Lo que Marcuse señaló como un imperativo de la revolución terminó siendo el único bastión ganado por los sesentayochistas, una revolución moral absorbida sin mucho esfuerzo por el conjunto de la sociedad que sin duda parecía más que preparada para ello. Por desgracia, una vez más, la Iglesia no solamente prefirió no secundar, sino atacar de frente lo que, en mi opinión, ni entendía ni quería entender ¡Un error tremendo! ¿Sabíais que la mayoría de los grandes líderes del 68 provenían de círculos cristianos? Es una parte de la historia poco conocida, pero en efecto, tanto Mario Savio en Berkeley como Rudy Dutschke en Berlin o incluso Daniel Cohn-Bendit en París, procedían de grupos cristianos de base y de ahí fue de donde cogieron su odio a la guerra, a la injusticia en todos sus frentes o a la pobreza impuesta para mantener el estatus quo de las obscenas sociedades del despilfarro… Pero mientras la Iglesia se ensañaba con ellos y con sus ideales, sin saber (ni, repito, querer) comprender la profunda herencia cristiana que contenía aquel movimiento, seguía aferrándose aún con más fuerza a una moral corporal-sexual cuya tradición hunde más sus raíces en un San Pablo preocupado (casi obsesionado) por traducir el cristianismo a la tradición helénica, usando para ello la filosofía de Platón, heredera del orfismo pitagórico (“el cuerpo es la cárcel del alma”)1, que en el mensaje de Cristo en los Evangelios, en los que uno podría volverse bizco buscando una sola referencia a toda esa moral sin éxito alguno, una moral, además que, a diferencia de la contenida en el mensaje de Cristo, ha quedado totalmente trasnochada, por lo menos desde el punto de vista del resto de una sociedad para la que, sin embargo, supone el núcleo duro, la verdadera moral de la Iglesia Católica, dejando todo el resto, en mi opinión el verdadero mensaje de Jesucristo recogido en las bienaventuranzas, en un segundo o incluso tercer plano si no, como más de una vez he oído, en una moral-fachada para sostener la corporal-sexual, por desgracia, para muchos, la quintaesencia y la verdadera razón de ser de la Iglesia.

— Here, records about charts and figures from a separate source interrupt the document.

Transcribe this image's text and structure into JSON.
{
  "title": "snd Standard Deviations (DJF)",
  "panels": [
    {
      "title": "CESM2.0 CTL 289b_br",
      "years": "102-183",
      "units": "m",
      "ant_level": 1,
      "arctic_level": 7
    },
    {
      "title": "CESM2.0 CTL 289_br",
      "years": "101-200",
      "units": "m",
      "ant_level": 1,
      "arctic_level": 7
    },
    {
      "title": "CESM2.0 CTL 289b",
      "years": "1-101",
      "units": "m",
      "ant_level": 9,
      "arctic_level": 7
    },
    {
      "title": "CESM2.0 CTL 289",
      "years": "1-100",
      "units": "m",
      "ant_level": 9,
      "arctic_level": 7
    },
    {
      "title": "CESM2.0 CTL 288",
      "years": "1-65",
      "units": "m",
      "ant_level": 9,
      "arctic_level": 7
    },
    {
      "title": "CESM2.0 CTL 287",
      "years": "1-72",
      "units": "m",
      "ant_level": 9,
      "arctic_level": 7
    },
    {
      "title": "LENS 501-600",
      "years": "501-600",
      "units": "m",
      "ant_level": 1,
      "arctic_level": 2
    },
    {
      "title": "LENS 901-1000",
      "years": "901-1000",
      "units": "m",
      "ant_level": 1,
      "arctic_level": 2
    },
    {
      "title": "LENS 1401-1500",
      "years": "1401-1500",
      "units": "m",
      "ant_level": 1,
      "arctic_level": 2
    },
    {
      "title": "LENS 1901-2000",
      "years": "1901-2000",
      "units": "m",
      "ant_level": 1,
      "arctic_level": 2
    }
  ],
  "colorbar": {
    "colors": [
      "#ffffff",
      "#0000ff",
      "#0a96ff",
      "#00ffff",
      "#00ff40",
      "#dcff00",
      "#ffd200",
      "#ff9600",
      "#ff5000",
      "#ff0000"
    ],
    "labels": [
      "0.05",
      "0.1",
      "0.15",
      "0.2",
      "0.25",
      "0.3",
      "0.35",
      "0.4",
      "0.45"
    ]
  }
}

1 Sobre este asunto, recomiendo leer dos obras maestras del estudio de la Grecia clásica, su pensamiento, su educación y su filosofía: “Cristianismo primitivo y Paideia griega” un apéndice, realmente, de la enciclopédica “Paideia” de uno de sus grandes estudiosos alemanes, Werner Jäger y el interesantísimo “Los griegos y lo irracional”, de E. R. Doods.